La banque, active au Soudan de la fin des années 1990 à 2009, a notamment fourni des lettres de crédit dans le cadre de contrats commerciaux (import-export).
Les jurés ont octroyé aux trois plaignants des dommages et intérêts de 20,75 millions de dollars au total. Ils avaient été choisis par le juge Alvin Hellerstein parmi des plaintes de plus de 23.000 réfugiés soudanais, la banque risque donc encore de nombreux procès.
L'affaire a été jugée aux Etats-Unis alors que la filiale mise en cause se trouve à Genève (Suisse), et elle l'a été en vertu des lois suisses.
Légales en Suisse
La banque réitère en appel que les transactions reprochées n'étaient, à l'époque, pas illégales en Suisse, ni d'ailleurs dans l'Union européenne. Les autorités suisses l'avaient notamment écrit au juge, mais il avait exclut cet argument des débats.
Le document déposé vendredi dresse la liste de ce que la banque considère comme cinq erreurs de procédure et d'interprétation commises par le magistrat de première instance.
« Le devoir d'un tribunal fédéral est d'appliquer en toute bonne foi la législation des autres pays », commence le mémoire, révélant d'entrée sa principale ligne d'attaque.
« Cette affaire montre ce qu'il se passe quand un tribunal de première instance fait fi avec fracas des protections légales et prudentielles » du droit suisse, poursuit le document, reprochant au juge d'avoir « rejeté l'interprétation par la Suisse de ses propres lois ».
De ce fait, selon la banque, le jury a rendu un verdict basé « sur un schéma de responsabilité contraire » à la doctrine suisse et aux décisions de la Cour suprême suisse.
En substance, la banque accuse le juge d'avoir pris des décisions biaisées, favorisant les plaignants.
La décision de la cour d'appel devrait être rendue, au mieux, courant 2027.

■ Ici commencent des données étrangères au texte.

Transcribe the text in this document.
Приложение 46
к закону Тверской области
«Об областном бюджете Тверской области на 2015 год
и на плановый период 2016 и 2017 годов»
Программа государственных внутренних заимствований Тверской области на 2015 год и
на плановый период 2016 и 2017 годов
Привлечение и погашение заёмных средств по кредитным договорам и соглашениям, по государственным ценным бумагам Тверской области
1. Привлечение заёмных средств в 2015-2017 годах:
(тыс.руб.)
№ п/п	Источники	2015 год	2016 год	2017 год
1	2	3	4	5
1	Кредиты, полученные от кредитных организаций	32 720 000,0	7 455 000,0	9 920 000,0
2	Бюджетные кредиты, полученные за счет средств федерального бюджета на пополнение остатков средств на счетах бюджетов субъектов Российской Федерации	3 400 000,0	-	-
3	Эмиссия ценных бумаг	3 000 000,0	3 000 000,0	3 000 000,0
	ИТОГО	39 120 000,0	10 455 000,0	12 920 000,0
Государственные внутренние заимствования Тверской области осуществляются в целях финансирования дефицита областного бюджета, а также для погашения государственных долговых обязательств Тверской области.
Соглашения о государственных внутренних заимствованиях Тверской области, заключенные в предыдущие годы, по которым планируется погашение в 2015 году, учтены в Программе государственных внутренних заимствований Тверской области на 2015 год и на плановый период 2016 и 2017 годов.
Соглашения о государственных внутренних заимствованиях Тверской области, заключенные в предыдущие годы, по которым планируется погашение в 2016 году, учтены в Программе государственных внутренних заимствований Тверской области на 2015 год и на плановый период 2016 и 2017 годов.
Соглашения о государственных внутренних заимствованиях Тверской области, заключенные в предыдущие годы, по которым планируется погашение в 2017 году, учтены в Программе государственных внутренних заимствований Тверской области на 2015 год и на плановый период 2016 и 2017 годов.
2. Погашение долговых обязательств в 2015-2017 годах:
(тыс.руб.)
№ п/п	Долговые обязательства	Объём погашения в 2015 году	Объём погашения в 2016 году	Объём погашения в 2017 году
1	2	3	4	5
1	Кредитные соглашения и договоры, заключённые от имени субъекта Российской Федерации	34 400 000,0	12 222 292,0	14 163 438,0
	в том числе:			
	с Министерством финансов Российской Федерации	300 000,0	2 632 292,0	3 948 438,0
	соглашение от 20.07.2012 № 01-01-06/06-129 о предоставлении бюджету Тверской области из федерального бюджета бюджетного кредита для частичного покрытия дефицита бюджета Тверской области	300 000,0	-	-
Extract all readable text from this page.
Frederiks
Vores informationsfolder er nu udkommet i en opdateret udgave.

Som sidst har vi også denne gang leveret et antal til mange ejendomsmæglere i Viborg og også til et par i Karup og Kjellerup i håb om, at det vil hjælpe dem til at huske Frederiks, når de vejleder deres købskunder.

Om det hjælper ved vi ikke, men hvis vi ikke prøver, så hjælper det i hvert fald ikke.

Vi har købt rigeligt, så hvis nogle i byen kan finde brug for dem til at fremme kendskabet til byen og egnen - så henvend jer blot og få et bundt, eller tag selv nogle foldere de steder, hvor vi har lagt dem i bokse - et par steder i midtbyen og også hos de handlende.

Si le panel des trois juges d'appel donne raison à BNP Paribas sur un seul des points soulevés, cela invaliderait partiellement ou totalement le verdict.
L'établissement soulève également des accusations de tentatives de subornation de témoin, apparues pendant les débats, mais, d'après lui, le juge a refusé de tenir une audience d'investigation pour faire toute la lumière.
Autre récrimination : le niveau des indemnisations, qui a été très supérieur au record historique en Suisse pour des cas comparables (277.500 dollars).
La procédure donne désormais à des tiers une semaine pour déposer des « amicus brief », en soutien à la banque, puis les plaignants devront déposer leur argumentaire avant fin août. BNP Paribas pourra y répondre en septembre et une audience publique devrait se ternir fin 2026-début 2027.